Unchecked Power: How Major Banks Dodge Jail and Dominate

May 4, 2024 | Financial Literacy

Financial regulators encourage criminal behavior if you are too large to fail or prosecute. Not the digital asset firms; these have been held up as examples.

The unsettling disparity in how financial misconduct and criminality are addressed within the banking sector starkly highlights the influence of power and size. The preferential treatment afforded to globally systemically important banks (GSIBs) by federal regulators, contrasted with the severe consequences faced by smaller, non-regulated institutions, paints a grim picture of the current financial justice system.

At the heart of the issue is money laundering, a crime as ancient as taxation itself. This practice, which involves concealing the origins of money obtained illegally by passing it through a complex sequence of banking transfers or commercial transactions, has been tacitly tolerated, if not outright overlooked, when it comes to major banks. This tolerance can be traced back to an alarming statement made by then-Attorney General Eric H. Holder Jr. in 2013, asserting that some financial institutions are “too big to jail,” implying that their immense size and economic influence render them immune to the full force of the law.

Holder’s testimony to the Senate Judiciary Committee revealed a truth many have long suspected: certain financial behemoths wield enough power to skirt the legal boundaries that constrain smaller entities. This revelation not only undermines public trust in regulatory bodies but also illuminates the skewed enforcement of The Bank Secrecy Act (BSA). Enacted in 1970, the BSA was supposed to mandate U.S. financial institutions to assist in the detection and prevention of money laundering. However, its application appears bifurcated by a blatant double standard: regulated institutions often settle violations with fines and admissions of guilt without significant legal consequences, whereas their smaller, unregulated counterparts face stringent penalties, public vilification, and criminal prosecution.

Consider the contrasting fates of entities involved in recent scandals. On one side, we have high-profile cases like that of JPMorgan Chase, which in 2023 was fined $290 million for issues including its role in facilitating Jeffrey Epstein’s heinous activities. Yet, beyond financial penalties, no significant criminal actions were taken against the bank’s CEO Jamie Dimon or other executives. This is despite the bank’s own admission of its role in these activities—a stark illustration of how penalties can be absorbed as mere costs of doing business.

On the other side, smaller institutions and newcomers like Liberty Reserve and Bitzlato face harsh repercussions. Liberty Reserve was shut down, and its founder sentenced to prison for laundering $8 billion.

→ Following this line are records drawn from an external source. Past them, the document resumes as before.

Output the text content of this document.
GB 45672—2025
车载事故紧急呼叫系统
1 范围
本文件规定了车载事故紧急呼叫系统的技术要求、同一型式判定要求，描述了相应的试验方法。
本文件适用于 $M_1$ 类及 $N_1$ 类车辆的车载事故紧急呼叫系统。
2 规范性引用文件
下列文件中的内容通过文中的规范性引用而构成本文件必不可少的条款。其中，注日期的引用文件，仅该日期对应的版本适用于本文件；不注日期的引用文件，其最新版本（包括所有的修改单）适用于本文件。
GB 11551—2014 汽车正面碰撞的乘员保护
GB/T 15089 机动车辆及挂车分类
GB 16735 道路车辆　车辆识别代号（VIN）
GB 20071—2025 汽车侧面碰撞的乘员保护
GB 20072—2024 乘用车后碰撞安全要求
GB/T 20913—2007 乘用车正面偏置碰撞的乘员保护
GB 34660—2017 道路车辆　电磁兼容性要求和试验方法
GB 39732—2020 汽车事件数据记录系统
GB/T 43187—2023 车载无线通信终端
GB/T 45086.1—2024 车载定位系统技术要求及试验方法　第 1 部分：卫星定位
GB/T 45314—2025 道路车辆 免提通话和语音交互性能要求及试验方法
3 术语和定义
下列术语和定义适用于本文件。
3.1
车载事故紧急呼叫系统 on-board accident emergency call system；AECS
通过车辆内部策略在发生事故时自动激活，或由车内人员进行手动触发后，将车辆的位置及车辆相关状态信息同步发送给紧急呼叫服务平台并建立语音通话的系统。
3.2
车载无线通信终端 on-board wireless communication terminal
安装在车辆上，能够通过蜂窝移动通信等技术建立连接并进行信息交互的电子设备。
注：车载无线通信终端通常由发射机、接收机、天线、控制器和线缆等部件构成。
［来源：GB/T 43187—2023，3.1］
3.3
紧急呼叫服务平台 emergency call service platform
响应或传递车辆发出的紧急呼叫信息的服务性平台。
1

Bitzlato was similarly dismantled for facilitating money laundering, with its operators facing severe legal consequences. Most recently, Binance, the world’s largest cryptocurrency exchange, was charged by U.S. federal prosecutors for violating anti-money laundering laws and sanctions. The charges allege that Binance intentionally facilitated over 1.1 million transactions between Americans and Iranians, totaling nearly $900 million, in violation of U.S. sanctions. The founder of Binance and former CEO, Changpeng Zhao, plead guilty to the charges and was sentenced to 4 months in prison. This was the largest non-systemically important financial institution yet there was an admission of guilt which results in a prison sentence. Such drastic measures are seldom levied against their larger counterparts, who often continue operations unimpeded.

This dichotomy not only fosters an environment where financial giants operate with relative impunity but also sets a dangerous precedent that financial stability trumps legal accountability. As institutions deemed “too big to fail” continue to benefit from this implicit immunity, the question remains: how can a system claim fairness when it enforces the law so unevenly?

What we see here is a two-tiered legal system within the financial industry, where the scale of operation and systemic importance of a bank may indeed place it above the law. This selective enforcement erodes trust in both the financial and justice systems, suggesting a form of legal relativism that is contingent not on the nature of the crime, but on the financial clout of the criminal. It’s a chilling reminder that in the eyes of federal regulators, not all banks are created equal.